Once, when our first daughter was a few months old, I
strapped her into my carrier and took her on a walk to our local Starbucks. In
line, I said hello to Ed, an 80-something regular who I’d seen on a weekly
basis over the past year (as a writer, my Starbucks is also my office). Gazing
at the snoozing babe drooling onto my chest, his eyebrows hiked up in surprise.
“You have a baby?” he asked. “I never even realized you were pregnant.”
No, Ed doesn’t have cataracts. And that wasn’t the first
time I’d heard such a statement of incredulity. During Month 6, it was jokey
comments like, “You look like me after a big lunch.” Month 7 was, “Are you sure
there’s a baby in there?” Month 8 brought, “Maybe you’re not eating enough.”
True, I didn’t get stretch marks. And I saved a boatload on
maternity clothes. And postpartum bounce-back was a breeze. I’m not gonna sit
here and cry, “Poor me, I didn’t gain a lot of weight while I was pregnant.”
But the truth is, the amount and manner in which I gained had little to do with
what I ate and a lot to do with genetics. I’m 5'11", so our daughter had ample
acreage to stretch. She simply stretched up and down instead of out. Also, a
nurse in college once told me I have a tipped uterus, which I’m guessing means
it hangs out closer to my spine than my belly button. Again, I can take zero
credit for either.
The reason it sucked, though, isn’t because I had been
crossing my fingers for swollen fingers and stretch marks; it’s because, after
two years of struggling with infertility, I was so excited to rock a bump—and, sure, to bathe in the attention typically showered on preggos. I wanted
strangers to offer me their seat on the subway. I wanted long-lost acquaintances
to greet me with, “I didn’t know you were pregnant! Congratulations!” Instead,
with my nine-month belly hidden beneath my down coat in the dead of a brutal
Chicago winter, I stood in slushy boots on the subway and was greeted with,
“You don’t look pregnant. Is the baby healthy?”
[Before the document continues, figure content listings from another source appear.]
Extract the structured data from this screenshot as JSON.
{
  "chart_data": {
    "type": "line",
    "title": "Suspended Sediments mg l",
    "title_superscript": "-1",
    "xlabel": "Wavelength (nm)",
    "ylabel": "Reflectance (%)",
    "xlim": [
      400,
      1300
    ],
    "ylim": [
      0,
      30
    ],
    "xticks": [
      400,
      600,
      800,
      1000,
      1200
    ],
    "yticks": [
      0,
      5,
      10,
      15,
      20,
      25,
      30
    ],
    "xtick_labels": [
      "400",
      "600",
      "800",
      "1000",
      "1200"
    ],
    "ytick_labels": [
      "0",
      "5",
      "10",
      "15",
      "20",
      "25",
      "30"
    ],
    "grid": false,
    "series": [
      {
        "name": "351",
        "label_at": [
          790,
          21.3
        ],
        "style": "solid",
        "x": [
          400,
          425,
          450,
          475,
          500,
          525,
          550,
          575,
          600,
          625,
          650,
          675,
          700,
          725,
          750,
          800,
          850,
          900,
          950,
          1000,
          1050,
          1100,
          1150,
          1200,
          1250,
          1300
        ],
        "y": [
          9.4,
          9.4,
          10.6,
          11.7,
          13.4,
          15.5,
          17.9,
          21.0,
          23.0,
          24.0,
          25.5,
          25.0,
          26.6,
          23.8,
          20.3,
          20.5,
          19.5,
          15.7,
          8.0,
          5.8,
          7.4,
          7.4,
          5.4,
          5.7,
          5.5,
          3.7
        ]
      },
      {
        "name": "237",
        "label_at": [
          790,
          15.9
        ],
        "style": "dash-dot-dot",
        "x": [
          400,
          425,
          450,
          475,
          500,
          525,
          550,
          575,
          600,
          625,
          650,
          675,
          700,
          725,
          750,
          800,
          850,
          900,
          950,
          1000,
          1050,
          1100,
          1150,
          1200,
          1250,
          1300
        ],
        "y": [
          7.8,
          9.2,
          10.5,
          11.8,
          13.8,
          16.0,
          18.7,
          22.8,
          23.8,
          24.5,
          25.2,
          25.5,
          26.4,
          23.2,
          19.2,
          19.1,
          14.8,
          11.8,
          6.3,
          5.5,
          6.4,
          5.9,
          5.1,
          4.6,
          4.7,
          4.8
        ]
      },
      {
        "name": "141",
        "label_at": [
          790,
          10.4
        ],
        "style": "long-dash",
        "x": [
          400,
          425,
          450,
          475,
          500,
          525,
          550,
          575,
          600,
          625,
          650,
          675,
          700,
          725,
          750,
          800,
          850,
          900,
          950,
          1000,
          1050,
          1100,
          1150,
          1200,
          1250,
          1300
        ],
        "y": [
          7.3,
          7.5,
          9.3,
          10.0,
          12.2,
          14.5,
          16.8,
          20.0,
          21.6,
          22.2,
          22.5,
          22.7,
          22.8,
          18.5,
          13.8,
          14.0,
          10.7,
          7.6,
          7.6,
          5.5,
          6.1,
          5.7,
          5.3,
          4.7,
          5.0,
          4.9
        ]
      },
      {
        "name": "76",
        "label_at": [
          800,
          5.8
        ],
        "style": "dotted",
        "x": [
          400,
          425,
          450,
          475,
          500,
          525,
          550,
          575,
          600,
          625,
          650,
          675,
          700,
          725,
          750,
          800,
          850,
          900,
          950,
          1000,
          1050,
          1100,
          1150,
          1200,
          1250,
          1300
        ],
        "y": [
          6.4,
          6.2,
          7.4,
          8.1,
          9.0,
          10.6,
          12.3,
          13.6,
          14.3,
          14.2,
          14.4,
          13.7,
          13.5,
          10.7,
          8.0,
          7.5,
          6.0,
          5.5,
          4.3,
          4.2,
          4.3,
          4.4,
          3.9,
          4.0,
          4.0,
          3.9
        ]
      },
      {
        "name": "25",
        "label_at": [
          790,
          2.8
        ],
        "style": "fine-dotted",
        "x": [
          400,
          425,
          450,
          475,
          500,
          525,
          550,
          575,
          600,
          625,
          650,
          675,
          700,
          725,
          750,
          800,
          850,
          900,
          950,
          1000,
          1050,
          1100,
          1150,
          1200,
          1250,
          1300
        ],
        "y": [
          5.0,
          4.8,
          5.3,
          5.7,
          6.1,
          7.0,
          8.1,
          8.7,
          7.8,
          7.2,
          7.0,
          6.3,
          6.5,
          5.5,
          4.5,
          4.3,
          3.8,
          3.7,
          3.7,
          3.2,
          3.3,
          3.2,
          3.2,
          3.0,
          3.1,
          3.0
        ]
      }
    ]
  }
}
You don’t need to gain a ton of weight to have a healthy baby!
So—and I can’t believe I’m about to write this sentence—I can relate a bit to Sarah Stage, the 30-year-old lingerie model who’s been
documenting her pregnancy on Instagram, revealing an eight-month bump that many
women snarkily claim resembles themselves after hitting up Chipotle for
dinner. No, I’m nothing close to a lingerie model. But when I look at her, I
don’t see a mom-to-be who’s starving herself or somehow endangering her unborn
child. I just see a genetically fortunate woman (with a bod to kill for, in her
case) who isn’t showing a lot.
I’ll also add that—in Stage’s defense—she has what appears
to be a serious six-pack and a serious dedication to weight training, which
perhaps has reined her bump in a bit more than usual. Maybe those muscles are
acting sort of like a corset, cinching in her waist and inspiring a torrent of
backlash in the process.
“You don’t need to gain a ton of weight to have a healthy
baby!” That’s what my ob-gyn consistently reassured me throughout my pregnancy.
True, the scale wasn’t approaching the typical 25-35 sweet spot. But at each of
my monthly (and eventually weekly) checkups, as I lay back to have my fundal
height measured, my belly in centimeters consistently matched my pregnancy in
weeks. Our daughter’s heartbeat was
always regular and strong. My diet—I adopted an “Eating for 1.4’” mentality
versus “Eating for two”—was on point and I was able to maintain my normal,
fairly hardcore exercise routine. Baby grew just as she was supposed to. It’s
just that as soon as I stood back up to get dressed, she kind of disappeared
back inside me.
So yeah, I didn’t gain a lot of weight with number one. I
didn’t “look pregnant” until the very end. Before you bash me, though, take solace
in the fact that my legs grew road-mapped with spider veins and bladder issues
sent me to a gynecologic physical therapist every week of my third trimester.
Baby turned breech at 37 weeks, necessitating a C-section. So it wasn’t a total
I understand that by broadcasting her sultry pregnancy
photos on social media, Stage is opening herself up to public critique. But
rather than attack her, accuse her of fat-shaming “normal” pregnant women
(which I truly don’t think she’s doing) or, even worse, of endangering her
unborn child, let’s just realize she simply hit the genetic lottery and move
on. In other words, don’t hate the player; hate her frame.